Independent agencies snubbed by Canberra over master media account

Ashley Regan
By Ashley Regan | 5 July 2024
 
Credit: Markus Spiske via Unsplash

A proposal by independent media agencies to form a consortium to service the federal government's master media agency account has been rejected, AdNews can reveal.

The IMAA (Independent Media Agencies Australia) has been working with an Australian-owned third party management consultancy on a joint submission for the federal government's tender.

The proposal would see IMAA members have the chance to share servicing the $163 million account.

The IMAA is also arguing for 50% of the government's procurement to go to Australian-owned businesses.

The tender's requirements lock out most independent agencies. To take part, an agency has to have a Canberra office.

However, one of the largest indies, Atomic 212 ,made an earlier shortlist for the pitch, industry insiders say.

Now the final showdown is between two incumbent UM and Omnicom's PHD, AdNews can confirm.

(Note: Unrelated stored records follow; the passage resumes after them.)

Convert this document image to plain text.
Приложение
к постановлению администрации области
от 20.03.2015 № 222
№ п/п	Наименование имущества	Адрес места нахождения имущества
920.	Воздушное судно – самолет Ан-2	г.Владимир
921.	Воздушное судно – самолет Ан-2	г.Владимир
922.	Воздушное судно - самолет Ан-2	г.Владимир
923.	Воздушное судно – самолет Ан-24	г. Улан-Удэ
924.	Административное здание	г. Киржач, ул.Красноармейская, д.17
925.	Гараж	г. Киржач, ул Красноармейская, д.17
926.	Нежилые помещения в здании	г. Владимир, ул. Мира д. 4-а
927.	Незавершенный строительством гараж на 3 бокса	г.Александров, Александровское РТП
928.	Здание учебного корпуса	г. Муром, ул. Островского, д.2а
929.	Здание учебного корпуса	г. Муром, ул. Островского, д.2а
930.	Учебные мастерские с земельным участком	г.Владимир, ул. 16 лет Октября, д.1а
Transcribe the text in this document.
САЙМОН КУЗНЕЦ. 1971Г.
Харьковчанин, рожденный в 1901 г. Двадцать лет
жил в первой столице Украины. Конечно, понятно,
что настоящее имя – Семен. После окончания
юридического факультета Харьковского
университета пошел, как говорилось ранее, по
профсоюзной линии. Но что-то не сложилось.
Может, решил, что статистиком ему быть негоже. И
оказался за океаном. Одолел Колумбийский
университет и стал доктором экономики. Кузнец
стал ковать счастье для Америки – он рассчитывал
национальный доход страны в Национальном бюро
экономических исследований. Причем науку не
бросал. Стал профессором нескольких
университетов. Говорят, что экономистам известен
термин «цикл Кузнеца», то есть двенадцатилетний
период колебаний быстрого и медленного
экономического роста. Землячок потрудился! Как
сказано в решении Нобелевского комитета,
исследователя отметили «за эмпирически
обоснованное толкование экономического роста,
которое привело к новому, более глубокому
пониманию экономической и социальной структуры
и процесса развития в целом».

The winner was supposed to start servicing the account July 1, but department of finance has now extended the decision until the end of September, a spokesperson for the Finance Department confirmed to AdNews.

"This process is still in the evaluation phase. The current arrangement has been extended to 30 September 2024 as detailed on AusTender," the spokesperson said.

Sam Buchanan CEO at IMAA said while the media tender is still ongoing it has not reached the point IMAA would like.

"However, we firmly believe that there is still an opportunity for the federal government - and state governments for that matter - to work with indies via a consortium master media arrangement," Buchanan told AdNews.

"This model would provide the government with the best of indie and holdco thinking, with a fresh, modern approach that meets the government's requirement to source 20% of its annual procurement from small and medium enterprises.

"We have actively engaged both state and federal governments on allowing independent agencies to have a fair go and, importantly, to keep profits in Australia.

"The federal government's own budget contained several measures to support small businesses amounting to more than $641 million."

Importantly, the Commonwealth Procurement Rules were updated to ‘increase significantly’ the small and medium business sourcing target, which will rise from 20% to 25% for contracts under $1 billion and from 35% to 40% for contracts below $20 million from 1st July.

Leadership at independent agencies often tell AdNews their biggest business challenge is just getting the chance to be in the pitch room.

Yet this does not appear to apply to master media contracts, Buchanan said.

“The Federal Government still has an opportunity to support Australian-owned businesses, however this tender appears to have been designed specifically for holdcos," Buchanan said.

"A tender that the Government rinses and repeats is not suitable for today – the market has changed, and the playing field has been levelled for the best diversity of thought, and to support multiple Australian businesses. There’s more than enough business for everyone

"The door is still open and we are ready to assist. Indie agencies would love to work with the federal government and we are waiting on their call."

Incumbent agency Universal McCann (UM) has held the account since 2002, with a pause when dentsu took over between 2014 and 2018.

The IMAA is also calling for a mandated, minimum 35% of the Queensland Government’s annual advertising spend by volume to go to Queensland independent media agencies.